Je rejoins mes amis une demi-heure plus tard : Medak et Aifairka sont réveillés, il ne manque plus que Scorpio et Ono, dont les épaules se touchent. J'aimerais les laisser dormir plus longtemps, mais si on leur donne cette liberté, on peut encore attendre longtemps... Comme tous les matins, je me charge de les secouer suffisamment pour qu'ils ne puissent pas se rendormir.

« Putain... Marmonne Scorpio tout en passant une main sur son visage pâle.
-Je peux savoir pourquoi tu me colles, trou d'balle ? S'excite Ono, les paupières à peine ouvertes.
-Ouh la la, on va s'calmer !
-Je me doutais bien que t'étais de ce bord, mais quand même, tu sais que j'ai une nana !
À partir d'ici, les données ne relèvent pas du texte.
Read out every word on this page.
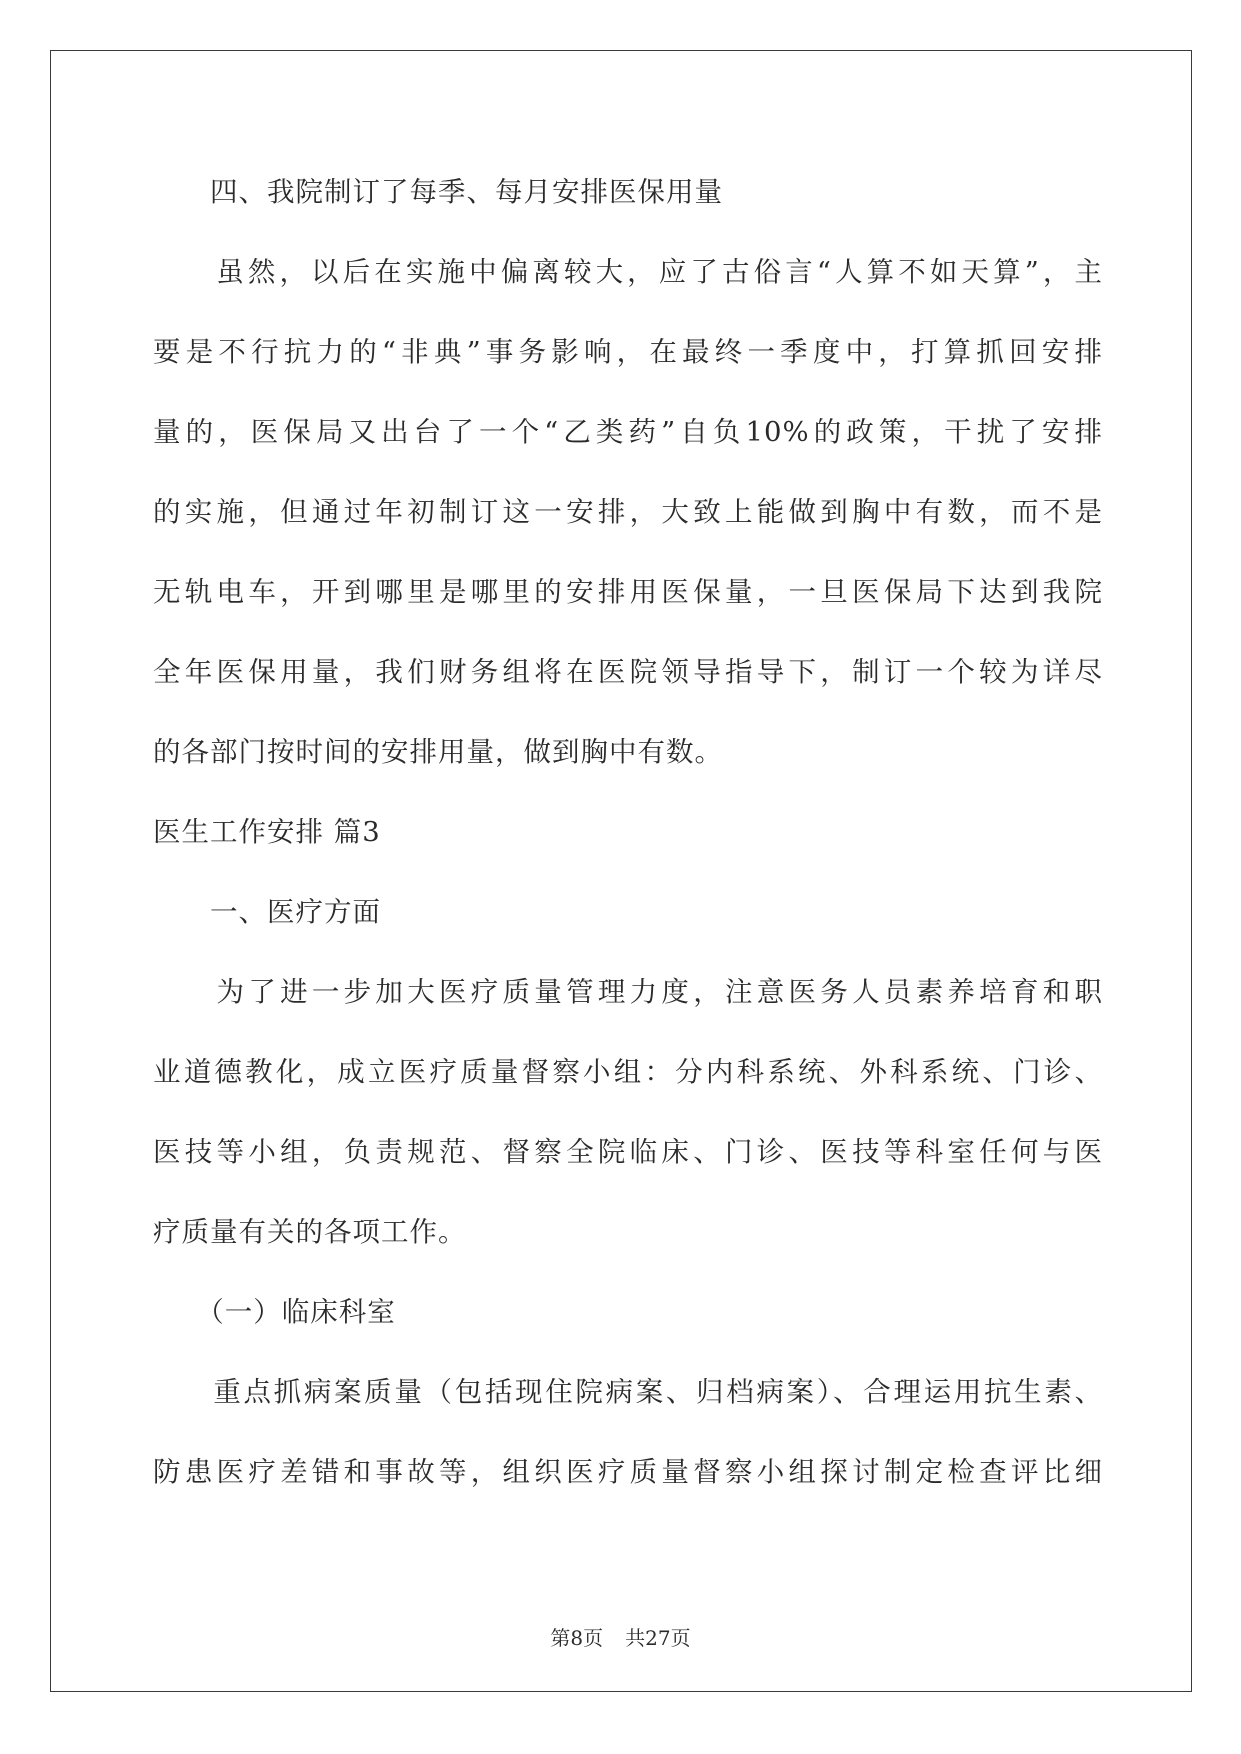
　　四、我院制订了每季、每月安排医保用量
　　虽然，以后在实施中偏离较大，应了古俗言“人算不如天算”，主
要是不行抗力的“非典”事务影响，在最终一季度中，打算抓回安排
量的，医保局又出台了一个“乙类药”自负10%的政策，干扰了安排
的实施，但通过年初制订这一安排，大致上能做到胸中有数，而不是
无轨电车，开到哪里是哪里的安排用医保量，一旦医保局下达到我院
全年医保用量，我们财务组将在医院领导指导下，制订一个较为详尽
的各部门按时间的安排用量，做到胸中有数。
医生工作安排 篇3
　　一、医疗方面
　　为了进一步加大医疗质量管理力度，注意医务人员素养培育和职
业道德教化，成立医疗质量督察小组：分内科系统、外科系统、门诊、
医技等小组，负责规范、督察全院临床、门诊、医技等科室任何与医
疗质量有关的各项工作。
　　（一）临床科室
　　重点抓病案质量（包括现住院病案、归档病案）、合理运用抗生素、
防患医疗差错和事故等，组织医疗质量督察小组探讨制定检查评比细
第8页 共27页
-Commence pas à me soûler dès le matin, toi... »

Ah oui, j'ai oublié de préciser, c'est tous les jours comme ça avec ces deux-là. Incapables de s'entendre, sauf quand la survie du groupe est en jeu. Ça a commencé peu après notre atterrissage dans cette jungle, lorsqu'Ono s'est rendu compte que Cetex, Scorpio et moi étions des CZE. Ono en est l'un des pionniers et a disparu de Contre-Attaque avant mon arrivée ; Scorpio est l'un des plus haut placés dans la hiérarchie actuelle, au même niveau que Cetex. Ono a naturellement profité de son statut de fondateur pour essayer de prendre les commandes de notre groupe, mais Scorpio, bien que désintéressé par le poste de leader, ne l'a pas entendu de cette oreille et est tout de suite monté au créneau. Finalement, nous avons voté pour que Cetex, le plus âgé d'entre nous, prenne les rennes ; ce compromis n'a néanmoins pas suffi à rabibocher ces nouveaux rivaux, qui ne ratent depuis aucune occasion de se chamailler.
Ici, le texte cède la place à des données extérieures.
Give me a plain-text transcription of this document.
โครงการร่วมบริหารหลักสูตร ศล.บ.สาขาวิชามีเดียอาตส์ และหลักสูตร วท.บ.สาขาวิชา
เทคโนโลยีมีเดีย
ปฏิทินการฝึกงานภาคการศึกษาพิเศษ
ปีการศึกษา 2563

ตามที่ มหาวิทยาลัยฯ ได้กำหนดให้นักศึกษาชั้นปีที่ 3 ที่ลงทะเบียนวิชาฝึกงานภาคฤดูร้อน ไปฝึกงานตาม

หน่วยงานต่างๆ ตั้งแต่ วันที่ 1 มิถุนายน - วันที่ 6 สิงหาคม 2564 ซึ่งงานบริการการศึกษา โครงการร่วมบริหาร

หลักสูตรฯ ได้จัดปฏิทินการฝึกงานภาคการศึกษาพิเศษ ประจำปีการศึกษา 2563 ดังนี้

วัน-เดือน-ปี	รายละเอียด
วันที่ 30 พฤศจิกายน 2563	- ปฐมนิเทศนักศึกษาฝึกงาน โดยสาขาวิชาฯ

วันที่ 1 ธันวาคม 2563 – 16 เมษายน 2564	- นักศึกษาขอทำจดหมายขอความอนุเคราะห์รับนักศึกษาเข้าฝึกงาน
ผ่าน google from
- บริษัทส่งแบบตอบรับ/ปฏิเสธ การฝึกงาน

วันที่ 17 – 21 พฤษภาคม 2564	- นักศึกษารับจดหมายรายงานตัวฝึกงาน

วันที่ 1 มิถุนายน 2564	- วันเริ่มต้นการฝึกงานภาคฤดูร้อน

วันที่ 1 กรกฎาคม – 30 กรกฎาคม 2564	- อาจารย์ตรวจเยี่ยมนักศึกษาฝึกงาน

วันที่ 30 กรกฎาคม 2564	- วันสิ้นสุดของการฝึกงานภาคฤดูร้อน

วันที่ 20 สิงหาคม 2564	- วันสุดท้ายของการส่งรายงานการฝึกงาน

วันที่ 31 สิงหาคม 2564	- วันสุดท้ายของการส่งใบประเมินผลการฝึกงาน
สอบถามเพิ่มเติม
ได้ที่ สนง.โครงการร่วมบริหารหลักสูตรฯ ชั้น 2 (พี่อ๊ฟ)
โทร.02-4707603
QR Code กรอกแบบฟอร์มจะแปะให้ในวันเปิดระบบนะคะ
Cetex est le plus calme de nous six ; son extrême gentillesse pourrait être un grand défaut dans sa façon de diriger, mais heureusement, personne n'en profite et chacun vient au contraire apporter de sa personnalité pour harmoniser le travail d'équipe. Son caractère lui est d'une grande aide lorsqu'il tente de gérer notre stress, notre panique ou notre colère, car sans lui, combien d'erreurs aurions-nous fait, et combien seraient encore en vie aujourd'hui, si nous avions écouté nos humeurs ? Ce n'est néanmoins pas un remède miracle à notre survie, étant donné le nombre de pertes que nous avons essuyé jusqu'ici. Mais bon, nous avons convenu de ne pas regarder derrière nous, et de continuer notre route en portant les espoirs de nos défunts. Nous avons fait le serment de les venger, de trouver les auteurs de ce jeu macabre, et d'y mettre fin. Encore faut-il que nous sachions comment sortir d'ici... Nous ne tournons que rarement en rond, mais cette jungle semble sans fin. Chaque jour, nous envoyons des signaux de fumée, en vain. Et chaque jour, nous nous levons avec l'espoir que quelqu'un vienne nous chercher. Aucun avion, aucun hélicoptère ne survole cette région, malgré la clémence permanente du climat. Au fond de moi, je suis persuadé que nous sommes livrés à nous-mêmes jusqu'à la fin, comme si tout cela n'était qu'un test, une expérience dont nous sommes les cobayes.